We generate a quick comparison with the size of the vocab, using the stopword tokenizer vs ngrams. To do this, we used bigquery. You can take a look to the dataset here
ngrams | keywords | comp |
---|---|---|
1 | 127,824 | 36% |
1,2 | 1,360,550 | 388% |
1-3 | 3,204,099 | 914% |
1-4 | 4,461,930 | 1,272% |
1-5 | 5,133,619 | 1,464% |
stopword tokenizer | 350,529 | 100% |
If you wanted to reproduce the results
cd to this folder
mkdir -p ../data/inputs
wget "http://s3.amazonaws.com/episte-labs/episte_title_abstract.tsv.gz" -O ../data/inputs/episte_title_abstract.tsv.gz
python compare_to_ngrams.py ../data/inputs/episte_title_abstract.tsv.gz| gzip > ../data/all_keywords.tsv.gz
gsutil -o GSUtil:parallel_composite_upload_threshold=150M cp "data/all_found.tsv.gz" gs://episte-lab/all_tokens.tsv.gz
bq mk "api-project-380745743806:epistemonikos.all_keywords" tokenizer_name:string,keyword:string
bq load --replace --max_bad_records=40000 --field_delimiter="\t" --source_format=CSV "api-project-380745743806:epistemonikos.all_keywords" gs://episte-lab/all_tokens.tsv.gz
In bigquery, execute the following query, using standard query language, and as destination table we set epistemonikos.count_keywords table.

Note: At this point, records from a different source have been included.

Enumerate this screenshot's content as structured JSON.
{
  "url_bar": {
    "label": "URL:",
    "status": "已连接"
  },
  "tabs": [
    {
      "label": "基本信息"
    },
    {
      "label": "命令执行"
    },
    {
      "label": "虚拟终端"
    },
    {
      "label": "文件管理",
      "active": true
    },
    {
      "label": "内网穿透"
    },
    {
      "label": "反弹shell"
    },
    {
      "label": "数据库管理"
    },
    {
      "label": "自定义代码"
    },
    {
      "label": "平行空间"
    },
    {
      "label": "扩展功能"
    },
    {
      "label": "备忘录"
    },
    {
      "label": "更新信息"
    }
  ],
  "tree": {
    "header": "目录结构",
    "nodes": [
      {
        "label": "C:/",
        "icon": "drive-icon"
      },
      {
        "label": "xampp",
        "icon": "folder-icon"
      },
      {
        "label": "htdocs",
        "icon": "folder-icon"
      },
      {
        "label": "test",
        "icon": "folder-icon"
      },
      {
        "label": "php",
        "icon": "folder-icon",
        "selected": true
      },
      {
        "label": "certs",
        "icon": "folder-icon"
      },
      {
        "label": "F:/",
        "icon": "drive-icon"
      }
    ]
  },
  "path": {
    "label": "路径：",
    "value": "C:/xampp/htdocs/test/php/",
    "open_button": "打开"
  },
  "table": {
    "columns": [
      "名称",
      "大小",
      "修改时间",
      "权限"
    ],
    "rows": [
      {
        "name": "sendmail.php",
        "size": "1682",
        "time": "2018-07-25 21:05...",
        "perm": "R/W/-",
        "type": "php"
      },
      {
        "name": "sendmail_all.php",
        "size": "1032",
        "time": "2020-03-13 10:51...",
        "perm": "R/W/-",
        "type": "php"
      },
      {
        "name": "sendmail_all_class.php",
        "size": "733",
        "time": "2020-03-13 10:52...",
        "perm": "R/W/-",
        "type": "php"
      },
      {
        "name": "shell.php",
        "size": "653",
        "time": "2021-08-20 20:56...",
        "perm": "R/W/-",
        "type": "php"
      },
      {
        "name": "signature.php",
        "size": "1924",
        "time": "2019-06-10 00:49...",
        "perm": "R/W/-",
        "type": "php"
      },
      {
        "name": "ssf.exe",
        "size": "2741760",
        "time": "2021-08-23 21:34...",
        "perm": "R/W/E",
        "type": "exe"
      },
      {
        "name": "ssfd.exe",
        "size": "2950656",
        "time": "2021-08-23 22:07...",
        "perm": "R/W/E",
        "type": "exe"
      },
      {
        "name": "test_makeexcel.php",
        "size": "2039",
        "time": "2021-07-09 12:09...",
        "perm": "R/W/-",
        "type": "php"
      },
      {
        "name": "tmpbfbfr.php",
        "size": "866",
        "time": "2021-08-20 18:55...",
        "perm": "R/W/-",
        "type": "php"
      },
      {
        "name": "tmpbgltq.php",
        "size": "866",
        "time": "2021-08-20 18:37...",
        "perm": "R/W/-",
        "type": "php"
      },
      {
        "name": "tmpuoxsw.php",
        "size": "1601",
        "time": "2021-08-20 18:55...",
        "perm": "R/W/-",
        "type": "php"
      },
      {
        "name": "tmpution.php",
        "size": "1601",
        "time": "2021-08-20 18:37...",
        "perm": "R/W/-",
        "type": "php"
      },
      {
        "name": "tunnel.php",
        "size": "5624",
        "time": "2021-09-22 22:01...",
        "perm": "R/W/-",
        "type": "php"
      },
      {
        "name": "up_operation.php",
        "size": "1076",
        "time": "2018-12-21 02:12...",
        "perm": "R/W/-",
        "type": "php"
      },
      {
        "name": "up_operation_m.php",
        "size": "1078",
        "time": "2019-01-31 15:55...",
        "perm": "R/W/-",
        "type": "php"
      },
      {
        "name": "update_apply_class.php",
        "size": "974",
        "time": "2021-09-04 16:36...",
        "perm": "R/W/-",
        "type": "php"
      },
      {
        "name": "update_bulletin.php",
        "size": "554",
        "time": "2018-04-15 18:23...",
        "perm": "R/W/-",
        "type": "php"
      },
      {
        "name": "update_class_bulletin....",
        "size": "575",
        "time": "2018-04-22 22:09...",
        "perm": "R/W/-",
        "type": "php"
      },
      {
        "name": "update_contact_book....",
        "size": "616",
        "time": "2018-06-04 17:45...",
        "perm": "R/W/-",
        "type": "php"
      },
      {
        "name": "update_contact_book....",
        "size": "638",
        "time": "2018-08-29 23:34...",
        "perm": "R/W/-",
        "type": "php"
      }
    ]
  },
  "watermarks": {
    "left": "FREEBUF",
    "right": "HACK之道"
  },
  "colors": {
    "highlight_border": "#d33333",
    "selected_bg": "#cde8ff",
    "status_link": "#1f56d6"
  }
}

SELECT tokenizer_name, keyword, count(*) as repeat_count
FROM `api-project-380745743806.epistemonikos.all_keywords`
GROUP BY tokenizer_name, keyword
Then we query and set as destination table epistemonikos.vocab_size with append, and changing the number 1 for 2, then 3, and so (a better query is needed later):
SELECT tokenizer_name, 1 as min_repeat, count(*) as vocab_size
FROM `api-project-380745743806.epistemonikos.count_keywords`
WHERE repeat_count >= 1
GROUP BY tokenizer_name
ORDER BY vocab_size DESC
Now you can get the vocab_size, and get a CSV like this:
SELECT *
FROM `api-project-380745743806.epistemonikos.vocab_size`
ORDER BY min_repeat ASC, vocab_size DESC
LIMIT 1000
The data is public here
You can play around.